Pb/C Composite with Spherical Pb Nanoparticles Encapsulated in Carbon Microspheres as a High-Performance Anode for Lithium-Ion Batteries
Qing Li, Chunyang Xu, Liting Yang, Ke Pei, Yunhao Zhao, Xianhu Liu, Renchao Che
Abstract
The appropriate exploitation of the plentiful recycled Pb from discarded lead-acid batteries is both challenging and profitable, which can alleviate lead pollution and provide the advantage of using Pb as the potential resource. Pb with a high theoretical capacity (569 mA h g –1 ), excellent electrical conductivity, low price, and high safety demonstrates great potential as an anode for lithium-ion batteries (LIBs).

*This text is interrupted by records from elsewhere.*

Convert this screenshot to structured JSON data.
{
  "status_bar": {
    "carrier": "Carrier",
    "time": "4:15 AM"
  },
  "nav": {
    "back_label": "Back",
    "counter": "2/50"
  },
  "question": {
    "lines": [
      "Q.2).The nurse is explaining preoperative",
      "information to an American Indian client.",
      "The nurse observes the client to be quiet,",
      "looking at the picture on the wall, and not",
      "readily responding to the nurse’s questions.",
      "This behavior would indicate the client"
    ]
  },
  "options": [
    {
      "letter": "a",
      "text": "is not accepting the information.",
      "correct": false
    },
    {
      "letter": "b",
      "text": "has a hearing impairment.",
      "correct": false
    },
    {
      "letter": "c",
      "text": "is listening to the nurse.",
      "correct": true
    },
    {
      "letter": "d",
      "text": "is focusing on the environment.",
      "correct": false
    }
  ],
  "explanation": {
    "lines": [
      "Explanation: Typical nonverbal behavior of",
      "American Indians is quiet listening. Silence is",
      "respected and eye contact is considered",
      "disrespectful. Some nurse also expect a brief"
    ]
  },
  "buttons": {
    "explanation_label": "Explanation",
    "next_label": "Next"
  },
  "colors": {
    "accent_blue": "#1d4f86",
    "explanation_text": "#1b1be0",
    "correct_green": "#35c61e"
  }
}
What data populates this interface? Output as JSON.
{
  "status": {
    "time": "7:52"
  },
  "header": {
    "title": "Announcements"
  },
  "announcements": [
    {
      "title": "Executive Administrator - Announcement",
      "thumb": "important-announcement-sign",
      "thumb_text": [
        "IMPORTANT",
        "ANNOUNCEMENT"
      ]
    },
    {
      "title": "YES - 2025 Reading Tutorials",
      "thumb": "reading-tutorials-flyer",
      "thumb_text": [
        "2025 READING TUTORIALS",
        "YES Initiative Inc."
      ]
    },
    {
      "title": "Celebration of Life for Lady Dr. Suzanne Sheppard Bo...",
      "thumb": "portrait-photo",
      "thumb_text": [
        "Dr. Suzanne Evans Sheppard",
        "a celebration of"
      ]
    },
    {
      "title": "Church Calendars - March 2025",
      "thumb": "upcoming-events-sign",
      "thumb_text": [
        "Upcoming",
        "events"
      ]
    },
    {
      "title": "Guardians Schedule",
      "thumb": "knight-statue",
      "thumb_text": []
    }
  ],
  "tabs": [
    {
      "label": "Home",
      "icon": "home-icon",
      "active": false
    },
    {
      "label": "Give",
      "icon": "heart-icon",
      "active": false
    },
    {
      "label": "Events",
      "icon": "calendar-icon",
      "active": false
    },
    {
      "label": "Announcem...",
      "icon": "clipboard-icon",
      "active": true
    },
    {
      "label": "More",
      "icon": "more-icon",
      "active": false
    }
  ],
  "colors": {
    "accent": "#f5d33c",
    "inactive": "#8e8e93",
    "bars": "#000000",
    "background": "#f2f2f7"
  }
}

Herein, the Pb/C composite with a “spherical Pb nanoparticles encapsulated in carbon microspheres” (PNCM) structure is synthesized via a hydrothermal method, demonstrating an attractive capacity of 852/443 mA h g –1 after 850/2000 cycles at 0.5/1 A g –1 as an anode material for LIBs. The Pb nanoparticles with a size of 20–50 nm are uniformly distributed in the carbon microspheres. The carbon matrix as a barrier effectively prevents the aggregation and volume expansion of Pb nanoparticles during the cycling process. To make further improvement in electrochemical performance, a flexible binder-free PNCM–carbon nanotube (CNT) film (PCF) electrode is prepared without a polymeric binder and a metal current collector. The absence of the binder and the uniform distribution of CNTs endow the PCF electrode with excellent electrical conductivity. The PCF electrode shows a prominent improvement in electrochemical performance compared with a PNCM electrode, displaying a capacity of as high as 705 mA h g –1 after 2000 cycles at 1 A g –1 .